I'm about to wilt from the heat. We're on track to have the worst summer on record, and I'm not a summer person in the best of circumstances. Yesterday we hit 110 degrees, and it was still 100 at 10 p.m. It's supposed to be worse today. Since my Internet connection is upstairs in the office in a space that gets very warm in the afternoon, I'm doing all my online stuff in the morning, then shutting off the office and staying downstairs the rest of the day. On the upside, that means I'm getting more work done since I can't get sidetracked by playing online. Today I may move from my sofa to my bedroom, since the bedroom is the darkest, coolest room in the house and they're encouraging people to save electricity because the power grid is being strained. I can bump up the thermostat a few degrees by working downstairs, and I can bump it up even further and feel just as cool by working in the bedroom. Or I may give up on working in the afternoon and instead work tonight, since it's my last free Wednesday before choir starts again. I do have to venture out briefly to return some library books and pick up one that's on hold, but I'm definitely driving, not walking.

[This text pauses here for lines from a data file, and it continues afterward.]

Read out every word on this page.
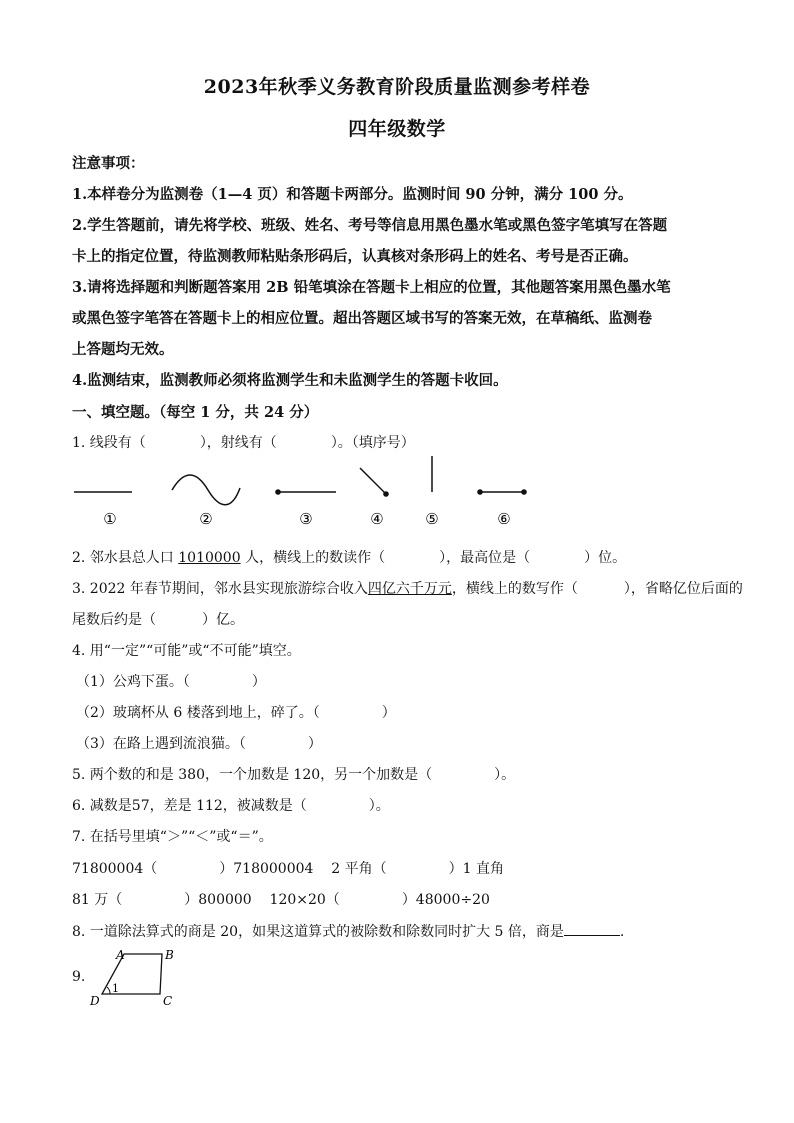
2023年秋季义务教育阶段质量监测参考样卷
四年级数学
注意事项：
1.本样卷分为监测卷（1—4 页）和答题卡两部分。监测时间 90 分钟，满分 100 分。
2.学生答题前，请先将学校、班级、姓名、考号等信息用黑色墨水笔或黑色签字笔填写在答题
卡上的指定位置，待监测教师粘贴条形码后，认真核对条形码上的姓名、考号是否正确。
3.请将选择题和判断题答案用 2B 铅笔填涂在答题卡上相应的位置，其他题答案用黑色墨水笔
或黑色签字笔答在答题卡上的相应位置。超出答题区域书写的答案无效，在草稿纸、监测卷
上答题均无效。
4.监测结束，监测教师必须将监测学生和未监测学生的答题卡收回。
一、填空题。（每空 1 分，共 24 分）
1. 线段有（	），射线有（	）。（填序号）
①	②	③	④	⑤	⑥
2. 邻水县总人口 1010000 人，横线上的数读作（	），最高位是（	）位。
3. 2022 年春节期间，邻水县实现旅游综合收入四亿六千万元，横线上的数写作（	），省略亿位后面的
尾数后约是（	）亿。
4. 用“一定”“可能”或“不可能”填空。
（1）公鸡下蛋。（	）
（2）玻璃杯从 6 楼落到地上，碎了。（	）
（3）在路上遇到流浪猫。（	）
5. 两个数的和是 380，一个加数是 120，另一个加数是（	）。
6. 减数是57，差是 112，被减数是（	）。
7. 在括号里填“＞”“＜”或“＝”。
71800004（	）718000004 2 平角（	）1 直角
81 万（	）800000 120×20（	）48000÷20
8. 一道除法算式的商是 20，如果这道算式的被除数和除数同时扩大 5 倍，商是	.
9.
A	B
C
D
1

I'm remembering why I've written most of my books in the fall/winter.
The book I'm currently working on is a departure for me because instead of it being a single, first-person point of view, it's multiple points of view in third person. That means I have to deal with different perspectives. One thing that's been particularly interesting to work with is the way a particular character appears depending on the perspective. First, we see how one character who knows her well thinks about her. Then we meet her from another character's point of view. He knows the first character and has heard what she has to say about this other character, so he's viewing her through that lens. And then finally we see things from her perspective and what she thinks about things and about herself. She's someone who puts up a very conscious and deliberate front and tries to make people see her a certain way, and while it's not really fake, it's not not the whole story, and there are chinks in her armor.
It's tricky, and I guess that's one reason why I'm in the sixth draft of this book, and each draft has involved several passes. I'm mostly in the "fixing the plot" pass now, and I know I'll have more work to do on it. I hope it turns out to be worth it.